Gelöschtes Mitglied 14840

Gast
Ein neues Gesetz erlaubt es Gerichtsvollziehern Auskünfte bei Dritten einzuholen
(Banken, KFZ-Bundesamt, Rentenversicherung)
Doch es kommt noch besser:
Die bislang bei den jeweiligen Amtsgerichten geführten Schuldnerverzeichnisse, in denen Schuldner eingetragen sind, die Eidesstattliche Versicherungen über ihre Vermögensverhältnisse abgegeben haben, oder gegen die zur Abgabe dieser Versicherung Erzwingungshaft angeordnet wurde, werden laut Gesetzentwurf künftig in landesweite Internet-Register überführt. Die Einsicht in das von einem zentralen Vollstreckungsgericht zu verwaltende Register soll bei berechtigtem Interesse weiterhin öffentlich sein. "Vermieter und Handwerker können sich also künftig zentral Informationen über die Kreditwürdigkeit ihrer potenziellen Vertragspartner verschaffen", heißt es beim Bundesjustizministerium.

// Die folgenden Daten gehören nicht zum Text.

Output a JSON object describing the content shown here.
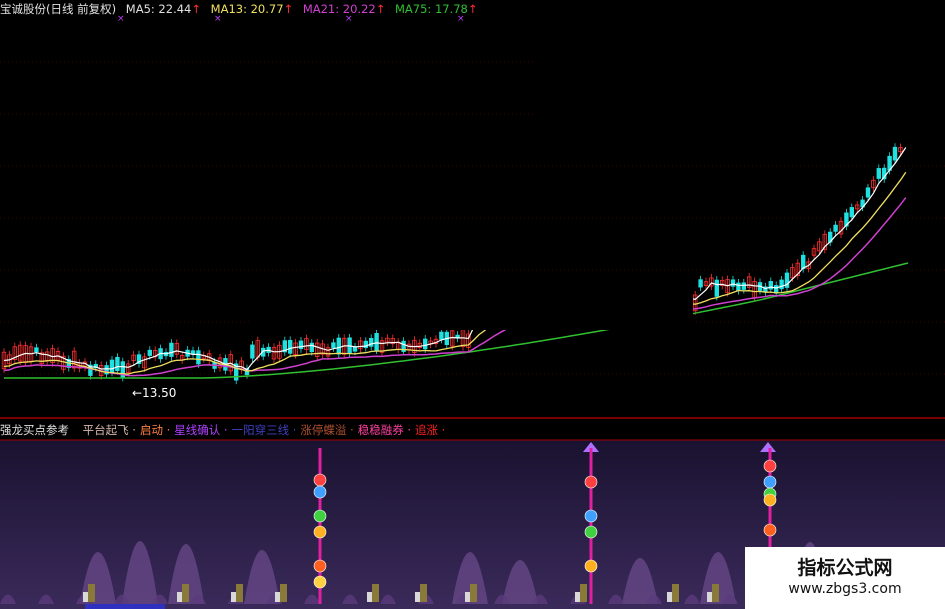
{
  "header": {
    "stock_title": "宝诚股份(日线 前复权)",
    "ma5": "MA5: 22.44",
    "ma13": "MA13: 20.77",
    "ma21": "MA21: 20.22",
    "ma75": "MA75: 17.78",
    "up_arrow": "↑",
    "marker": "×"
  },
  "price_chart": {
    "low_label": "←13.50",
    "colors": {
      "ma5": "#ffffff",
      "ma13": "#f0e060",
      "ma21": "#d040d0",
      "ma75": "#30c030",
      "up": "#ff3030",
      "down": "#20e0e0",
      "grid": "#7a0000"
    }
  },
  "indicator_panel": {
    "title": "强龙买点参考",
    "legend": [
      {
        "label": "平台起飞",
        "color": "#d8b8b0"
      },
      {
        "label": "启动",
        "color": "#ff8040"
      },
      {
        "label": "星线确认",
        "color": "#b040ff"
      },
      {
        "label": "一阳穿三线",
        "color": "#4040c0"
      },
      {
        "label": "涨停蝶溢",
        "color": "#b05030"
      },
      {
        "label": "稳稳融券",
        "color": "#ff40a0"
      },
      {
        "label": "追涨",
        "color": "#ff2020"
      }
    ],
    "separator": "·"
  },
  "badge": {
    "title": "指标公式网",
    "url": "www.zbgs3.com"
  }
}
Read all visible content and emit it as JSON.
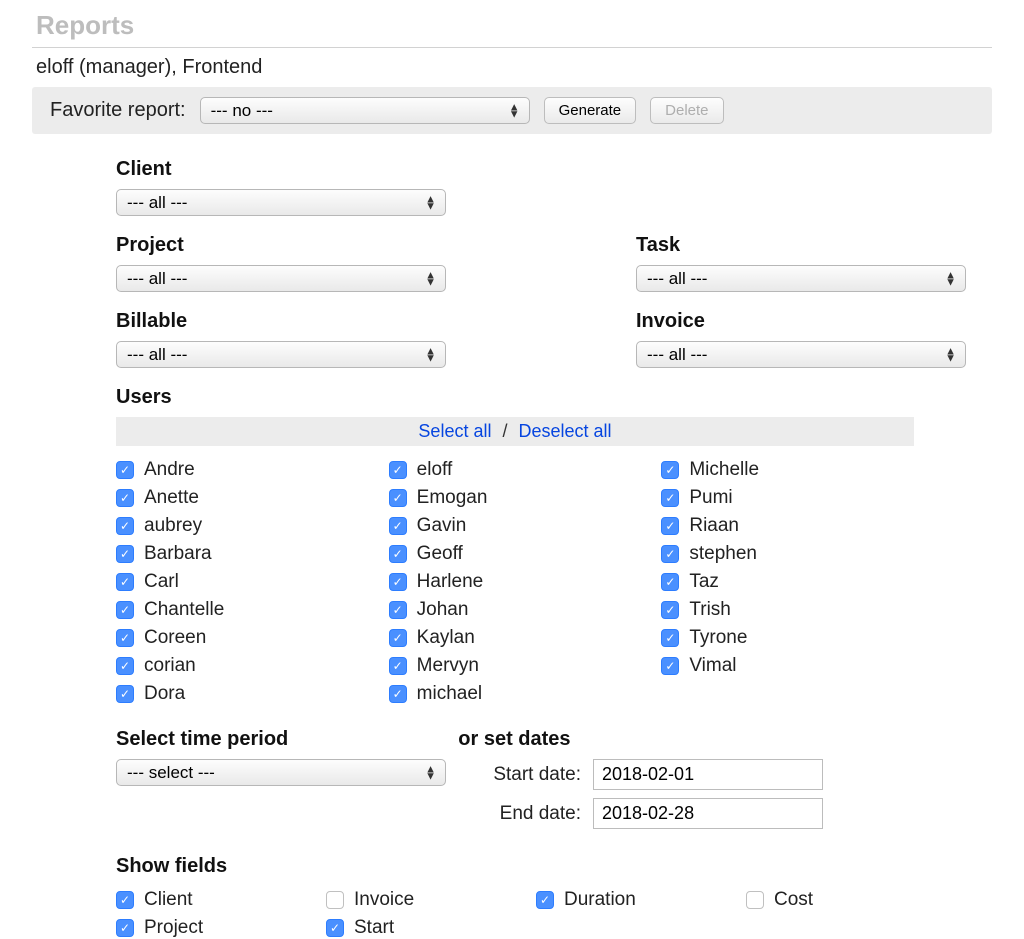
{
  "page_title": "Reports",
  "context": "eloff (manager), Frontend",
  "favorite": {
    "label": "Favorite report:",
    "selected": "--- no ---",
    "generate": "Generate",
    "delete": "Delete"
  },
  "filters": {
    "client_label": "Client",
    "client_selected": "--- all ---",
    "project_label": "Project",
    "project_selected": "--- all ---",
    "task_label": "Task",
    "task_selected": "--- all ---",
    "billable_label": "Billable",
    "billable_selected": "--- all ---",
    "invoice_label": "Invoice",
    "invoice_selected": "--- all ---"
  },
  "users": {
    "label": "Users",
    "select_all": "Select all",
    "deselect_all": "Deselect all",
    "separator": "/",
    "col1": [
      "Andre",
      "Anette",
      "aubrey",
      "Barbara",
      "Carl",
      "Chantelle",
      "Coreen",
      "corian",
      "Dora"
    ],
    "col2": [
      "eloff",
      "Emogan",
      "Gavin",
      "Geoff",
      "Harlene",
      "Johan",
      "Kaylan",
      "Mervyn",
      "michael"
    ],
    "col3": [
      "Michelle",
      "Pumi",
      "Riaan",
      "stephen",
      "Taz",
      "Trish",
      "Tyrone",
      "Vimal"
    ]
  },
  "time": {
    "period_label": "Select time period",
    "period_selected": "--- select ---",
    "or_label": "or set dates",
    "start_label": "Start date:",
    "start_value": "2018-02-01",
    "end_label": "End date:",
    "end_value": "2018-02-28"
  },
  "fields": {
    "label": "Show fields",
    "col1": [
      {
        "label": "Client",
        "checked": true
      },
      {
        "label": "Project",
        "checked": true
      }
    ],
    "col2": [
      {
        "label": "Invoice",
        "checked": false
      },
      {
        "label": "Start",
        "checked": true
      }
    ],
    "col3": [
      {
        "label": "Duration",
        "checked": true
      }
    ],
    "col4": [
      {
        "label": "Cost",
        "checked": false
      }
    ]
  }
}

Welches Gericht die Aufgaben des zentralen Vollstreckungsgerichts wahrzunehmen hat, bestimmen die Landesregierungen.
Das bedeutet, dass ein verschuldeter HartzIV-Empfänger wohl nie mehr eine Wohnung auf dem freien markt bekommen wird.
Eine Ghettoisierung von Leistungsempfängern ist somit vorprogrammiert.

Quelle
 
E

ExitUser

Gast
Künftig besteht damit in jedem Bundesland eine zentrale Auskunftsstelle. Zugriff auf die Datenbank haben Gerichtsvollzieher, Vollstreckungsbehörden und weitere staatliche Stellen wie die Strafverfolgungsbehörden.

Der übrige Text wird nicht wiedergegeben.